Gregor Demarkian himself notes that this is a different kind of mystery for him.
He witnesses a violent attack with lye. (Usually he comes in after the violent events in the book.)
He is away from his accustomed neighborhood. (Quoth the Raven takes place at Independence College in rural Pennsylvania. Only Bennis and Tibor are with Gregor.)
And one of Demarkian's major clues is Lenoir the Raven who flies over the campus pinpointing where the murderer is doing his especially non-cozy murderous dirty work.
The attack and then the murder take place on Halloween. Independence College goes crazy on Halloween. Everyone dresses in a costume. The students make a huge bonfire and burn King George in effigy. And this year, the college schedules former FBI agent Gregor Demarkian to give a lecture on how the FBI investigates serial murders.
As always, there are many suspects. Each gets his or her sections of the book. We learn about the professor who is a proclaimed witch. We watch two hopelessly in love students. And we follow the nasty intrigues of a small-town college faculty.
In a few ways, Quoth the Raven seems dated. Published in 1991, the book deals with homosexuality in a way that reminds me how much things have changed.

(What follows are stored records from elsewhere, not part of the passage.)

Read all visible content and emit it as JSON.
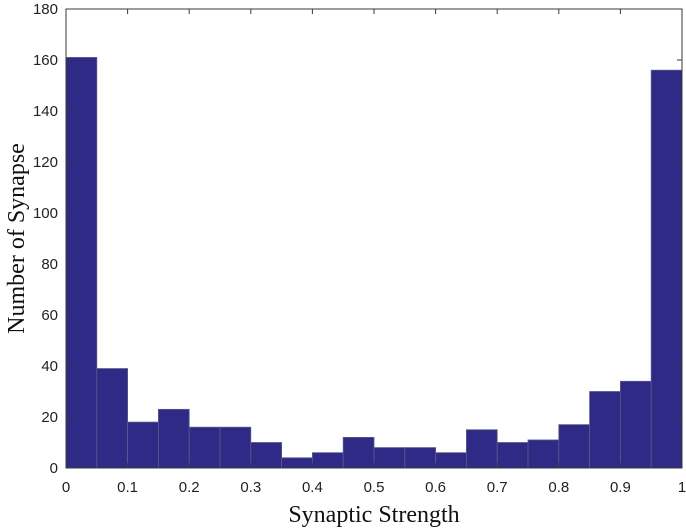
{
  "chart_data": {
    "type": "bar",
    "bin_edges": [
      0,
      0.05,
      0.1,
      0.15,
      0.2,
      0.25,
      0.3,
      0.35,
      0.4,
      0.45,
      0.5,
      0.55,
      0.6,
      0.65,
      0.7,
      0.75,
      0.8,
      0.85,
      0.9,
      0.95,
      1
    ],
    "values": [
      161,
      39,
      18,
      23,
      16,
      16,
      10,
      4,
      6,
      12,
      8,
      8,
      6,
      15,
      10,
      11,
      17,
      30,
      34,
      156
    ],
    "xlabel": "Synaptic Strength",
    "ylabel": "Number of Synapse",
    "xlim": [
      0,
      1
    ],
    "ylim": [
      0,
      180
    ],
    "xticks": [
      "0",
      "0.1",
      "0.2",
      "0.3",
      "0.4",
      "0.5",
      "0.6",
      "0.7",
      "0.8",
      "0.9",
      "1"
    ],
    "yticks": [
      "0",
      "20",
      "40",
      "60",
      "80",
      "100",
      "120",
      "140",
      "160",
      "180"
    ],
    "bar_color": "#2e2a85",
    "grid": false,
    "legend": "none"
  }
}
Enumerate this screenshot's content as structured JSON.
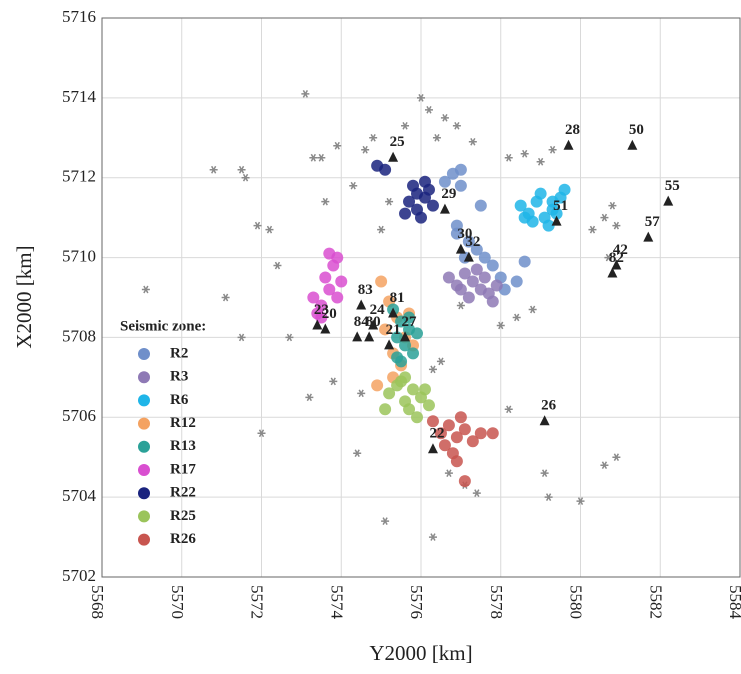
{
  "chart_data": {
    "type": "scatter",
    "x_label": "Y2000 [km]",
    "y_label": "X2000 [km]",
    "xlim": [
      5568,
      5584
    ],
    "xticks": [
      5568,
      5570,
      5572,
      5574,
      5576,
      5578,
      5580,
      5582,
      5584
    ],
    "ylim": [
      5702,
      5716
    ],
    "yticks": [
      5702,
      5704,
      5706,
      5708,
      5710,
      5712,
      5714,
      5716
    ],
    "grid": true,
    "legend_title": "Seismic zone:",
    "legend_position": "lower left",
    "series": [
      {
        "marker": "star",
        "color": "#8a8a8a",
        "x": [
          5569.1,
          5570.8,
          5571.5,
          5571.6,
          5571.9,
          5572.2,
          5572.4,
          5571.1,
          5571.5,
          5572.7,
          5573.1,
          5573.3,
          5573.6,
          5573.9,
          5573.5,
          5574.3,
          5574.6,
          5574.8,
          5575.2,
          5575.6,
          5576.0,
          5576.2,
          5576.4,
          5576.6,
          5576.9,
          5577.3,
          5577.0,
          5576.5,
          5576.3,
          5576.7,
          5577.1,
          5578.2,
          5578.6,
          5579.0,
          5579.3,
          5580.3,
          5580.6,
          5580.8,
          5580.9,
          5580.7,
          5578.4,
          5578.8,
          5578.0,
          5580.6,
          5580.9,
          5579.1,
          5579.2,
          5580.0,
          5573.8,
          5574.5,
          5575.0,
          5576.3,
          5575.1,
          5573.2,
          5572.0,
          5574.4,
          5577.4,
          5578.2
        ],
        "values": [
          5709.2,
          5712.2,
          5712.2,
          5712.0,
          5710.8,
          5710.7,
          5709.8,
          5709.0,
          5708.0,
          5708.0,
          5714.1,
          5712.5,
          5711.4,
          5712.8,
          5712.5,
          5711.8,
          5712.7,
          5713.0,
          5711.4,
          5713.3,
          5714.0,
          5713.7,
          5713.0,
          5713.5,
          5713.3,
          5712.9,
          5708.8,
          5707.4,
          5707.2,
          5704.6,
          5704.3,
          5712.5,
          5712.6,
          5712.4,
          5712.7,
          5710.7,
          5711.0,
          5711.3,
          5710.8,
          5710.0,
          5708.5,
          5708.7,
          5708.3,
          5704.8,
          5705.0,
          5704.6,
          5704.0,
          5703.9,
          5706.9,
          5706.6,
          5710.7,
          5703.0,
          5703.4,
          5706.5,
          5705.6,
          5705.1,
          5704.1,
          5706.2
        ]
      },
      {
        "name": "R2",
        "marker": "circle",
        "color": "#6f8fca",
        "x": [
          5576.6,
          5576.8,
          5577.0,
          5576.9,
          5577.2,
          5577.4,
          5577.6,
          5577.8,
          5578.0,
          5578.4,
          5576.9,
          5577.1,
          5577.5,
          5578.1,
          5578.6,
          5577.0
        ],
        "values": [
          5711.9,
          5712.1,
          5711.8,
          5710.6,
          5710.4,
          5710.2,
          5710.0,
          5709.8,
          5709.5,
          5709.4,
          5710.8,
          5710.0,
          5711.3,
          5709.2,
          5709.9,
          5712.2
        ]
      },
      {
        "name": "R3",
        "marker": "circle",
        "color": "#8e79b5",
        "x": [
          5576.7,
          5576.9,
          5577.1,
          5577.3,
          5577.5,
          5577.7,
          5577.9,
          5577.2,
          5577.6,
          5577.4,
          5577.8,
          5577.0
        ],
        "values": [
          5709.5,
          5709.3,
          5709.6,
          5709.4,
          5709.2,
          5709.1,
          5709.3,
          5709.0,
          5709.5,
          5709.7,
          5708.9,
          5709.2
        ]
      },
      {
        "name": "R6",
        "marker": "circle",
        "color": "#1fb5e8",
        "x": [
          5578.5,
          5578.7,
          5578.9,
          5579.1,
          5579.3,
          5579.5,
          5578.8,
          5579.0,
          5579.2,
          5579.4,
          5578.6,
          5579.6,
          5579.3
        ],
        "values": [
          5711.3,
          5711.1,
          5711.4,
          5711.0,
          5711.2,
          5711.5,
          5710.9,
          5711.6,
          5710.8,
          5711.1,
          5711.0,
          5711.7,
          5711.4
        ]
      },
      {
        "name": "R12",
        "marker": "circle",
        "color": "#f4a261",
        "x": [
          5575.0,
          5575.2,
          5575.4,
          5575.6,
          5575.3,
          5575.5,
          5575.8,
          5575.1,
          5574.9,
          5575.7,
          5575.3
        ],
        "values": [
          5709.4,
          5708.9,
          5708.5,
          5708.0,
          5707.6,
          5707.3,
          5707.8,
          5708.2,
          5706.8,
          5708.6,
          5707.0
        ]
      },
      {
        "name": "R13",
        "marker": "circle",
        "color": "#2aa198",
        "x": [
          5575.3,
          5575.5,
          5575.7,
          5575.4,
          5575.6,
          5575.8,
          5575.5,
          5575.7,
          5575.9,
          5575.4
        ],
        "values": [
          5708.7,
          5708.4,
          5708.2,
          5708.0,
          5707.8,
          5707.6,
          5707.4,
          5708.5,
          5708.1,
          5707.5
        ]
      },
      {
        "name": "R17",
        "marker": "circle",
        "color": "#d94fd0",
        "x": [
          5573.3,
          5573.5,
          5573.7,
          5573.9,
          5573.6,
          5573.8,
          5574.0,
          5573.4,
          5573.7,
          5573.5,
          5573.9
        ],
        "values": [
          5709.0,
          5708.8,
          5709.2,
          5709.0,
          5709.5,
          5709.8,
          5709.4,
          5708.6,
          5710.1,
          5708.5,
          5710.0
        ]
      },
      {
        "name": "R22",
        "marker": "circle",
        "color": "#1a237e",
        "x": [
          5575.7,
          5575.9,
          5576.1,
          5576.3,
          5575.8,
          5576.0,
          5576.2,
          5575.6,
          5576.1,
          5575.9,
          5574.9,
          5575.1
        ],
        "values": [
          5711.4,
          5711.2,
          5711.5,
          5711.3,
          5711.8,
          5711.0,
          5711.7,
          5711.1,
          5711.9,
          5711.6,
          5712.3,
          5712.2
        ]
      },
      {
        "name": "R25",
        "marker": "circle",
        "color": "#9bc45b",
        "x": [
          5575.2,
          5575.4,
          5575.6,
          5575.8,
          5576.0,
          5576.2,
          5575.5,
          5575.7,
          5575.9,
          5575.1,
          5575.6,
          5576.1
        ],
        "values": [
          5706.6,
          5706.8,
          5706.4,
          5706.7,
          5706.5,
          5706.3,
          5706.9,
          5706.2,
          5706.0,
          5706.2,
          5707.0,
          5706.7
        ]
      },
      {
        "name": "R26",
        "marker": "circle",
        "color": "#c8554f",
        "x": [
          5576.3,
          5576.5,
          5576.7,
          5576.9,
          5577.1,
          5577.3,
          5576.8,
          5577.0,
          5576.6,
          5577.5,
          5577.8,
          5576.9,
          5577.1
        ],
        "values": [
          5705.9,
          5705.6,
          5705.8,
          5705.5,
          5705.7,
          5705.4,
          5705.1,
          5706.0,
          5705.3,
          5705.6,
          5705.6,
          5704.9,
          5704.4
        ]
      },
      {
        "marker": "triangle",
        "color": "#222222",
        "x": [
          5575.3,
          5579.7,
          5581.3,
          5582.2,
          5576.6,
          5579.4,
          5581.7,
          5577.0,
          5577.2,
          5580.9,
          5580.8,
          5574.5,
          5575.3,
          5574.8,
          5575.6,
          5573.4,
          5573.6,
          5574.4,
          5574.7,
          5575.2,
          5579.1,
          5576.3
        ],
        "values": [
          5712.5,
          5712.8,
          5712.8,
          5711.4,
          5711.2,
          5710.9,
          5710.5,
          5710.2,
          5710.0,
          5709.8,
          5709.6,
          5708.8,
          5708.6,
          5708.3,
          5708.0,
          5708.3,
          5708.2,
          5708.0,
          5708.0,
          5707.8,
          5705.9,
          5705.2
        ],
        "point_labels": [
          "25",
          "28",
          "50",
          "55",
          "29",
          "51",
          "57",
          "30",
          "32",
          "42",
          "82",
          "83",
          "81",
          "24",
          "27",
          "23",
          "20",
          "84",
          "80",
          "21",
          "26",
          "22"
        ]
      }
    ]
  }
}
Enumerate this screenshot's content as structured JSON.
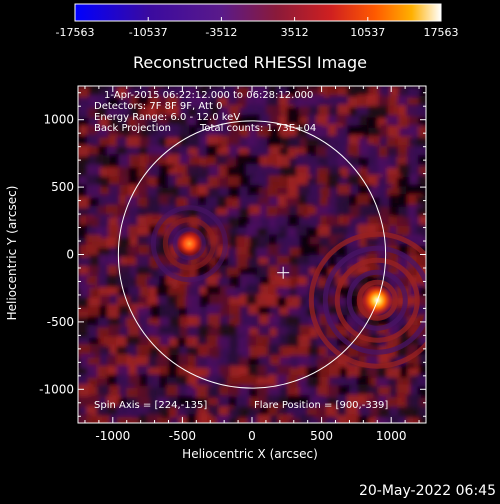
{
  "chart_data": {
    "type": "heatmap",
    "title": "Reconstructed RHESSI Image",
    "xlabel": "Heliocentric X (arcsec)",
    "ylabel": "Heliocentric Y (arcsec)",
    "xlim": [
      -1250,
      1250
    ],
    "ylim": [
      -1250,
      1250
    ],
    "xticks": [
      -1000,
      -500,
      0,
      500,
      1000
    ],
    "yticks": [
      -1000,
      -500,
      0,
      500,
      1000
    ],
    "xtick_labels": [
      "-1000",
      "-500",
      "0",
      "500",
      "1000"
    ],
    "ytick_labels": [
      "-1000",
      "-500",
      "0",
      "500",
      "1000"
    ],
    "colorbar": {
      "min": -17563,
      "max": 17563,
      "tick_values": [
        -17563,
        -10537,
        -3512,
        3512,
        10537,
        17563
      ],
      "tick_labels": [
        "-17563",
        "-10537",
        "-3512",
        "3512",
        "10537",
        "17563"
      ],
      "colormap": [
        "#0000ff",
        "#3a0aa0",
        "#5a1a8a",
        "#8a1a3a",
        "#d02020",
        "#ff5a00",
        "#ffb000",
        "#ffffff"
      ]
    },
    "annotations": {
      "time_range": "1-Apr-2015 06:22:12.000 to 06:28:12.000",
      "detectors": "Detectors: 7F 8F 9F, Att 0",
      "energy": "Energy Range: 6.0 - 12.0 keV",
      "method": "Back Projection",
      "counts": "Total counts: 1.73E+04",
      "spin_axis": "Spin Axis = [224,-135]",
      "flare_position": "Flare Position = [900,-339]"
    },
    "solar_limb": {
      "center": [
        0,
        0
      ],
      "radius_arcsec": 960
    },
    "spin_axis_marker": [
      224,
      -135
    ],
    "sources": [
      {
        "x": 900,
        "y": -339,
        "peak_fraction": 1.0
      },
      {
        "x": -450,
        "y": 80,
        "peak_fraction": 0.55
      }
    ],
    "footer_date": "20-May-2022 06:45"
  }
}
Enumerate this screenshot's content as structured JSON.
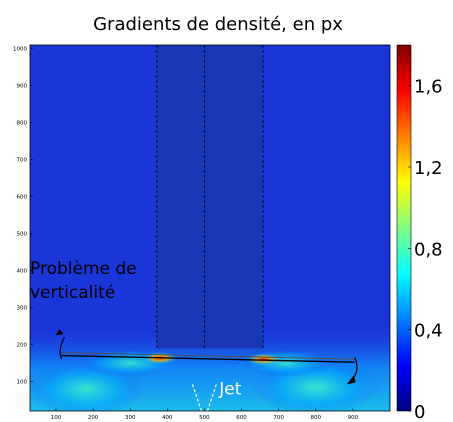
{
  "chart_data": {
    "type": "heatmap",
    "title": "Gradients de densité, en px",
    "xlabel": "",
    "ylabel": "",
    "xlim": [
      30,
      1000
    ],
    "ylim": [
      20,
      1010
    ],
    "x_ticks": [
      100,
      200,
      300,
      400,
      500,
      600,
      700,
      800,
      900
    ],
    "y_ticks": [
      100,
      200,
      300,
      400,
      500,
      600,
      700,
      800,
      900,
      1000
    ],
    "colorbar": {
      "colormap": "jet",
      "range": [
        0,
        1.8
      ],
      "ticks": [
        0,
        0.4,
        0.8,
        1.2,
        1.6
      ],
      "tick_labels": [
        "0",
        "0,4",
        "0,8",
        "1,2",
        "1,6"
      ]
    },
    "background_value": 0.12,
    "masked_region": {
      "x": [
        372,
        658
      ],
      "y": [
        20,
        1010
      ],
      "value": 0.06
    },
    "dashed_lines_x": [
      372,
      500,
      658
    ],
    "high_gradient_band": {
      "y_range": [
        20,
        200
      ],
      "peak_points": [
        {
          "x": 380,
          "y": 163,
          "value": 1.5
        },
        {
          "x": 660,
          "y": 160,
          "value": 1.3
        }
      ]
    },
    "reference_line": {
      "x": [
        115,
        905
      ],
      "y": [
        170,
        152
      ]
    },
    "annotations": [
      {
        "text": "Problème de",
        "x": 30,
        "y": 390
      },
      {
        "text": "verticalité",
        "x": 30,
        "y": 325
      },
      {
        "text": "Jet",
        "x": 540,
        "y": 65
      }
    ],
    "colors": {
      "background": "#1a35d8",
      "mask": "#1838b6",
      "colormap_stops": [
        "#000080",
        "#0000ff",
        "#0080ff",
        "#00ffff",
        "#80ff80",
        "#ffff00",
        "#ff8000",
        "#ff0000",
        "#800000"
      ]
    }
  }
}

But Quoth the Raven is a typical Gregor Demarkian mystery. I read it for that reason. I like the Demarkian books. I like to follow along as Haddam does her craftsman like thing. She lays out the story. She tells us in detail about each character (often before the murder has occurred). And she has interesting returning characters.
Don't expect these novels to be realistic. Expect them to be a variation of the "reveal it all in the final denouncement" kind of cozy that Agatha Christie made popular.
I still enjoy reading (and rereading) Haddam's Gregor Demarkian books.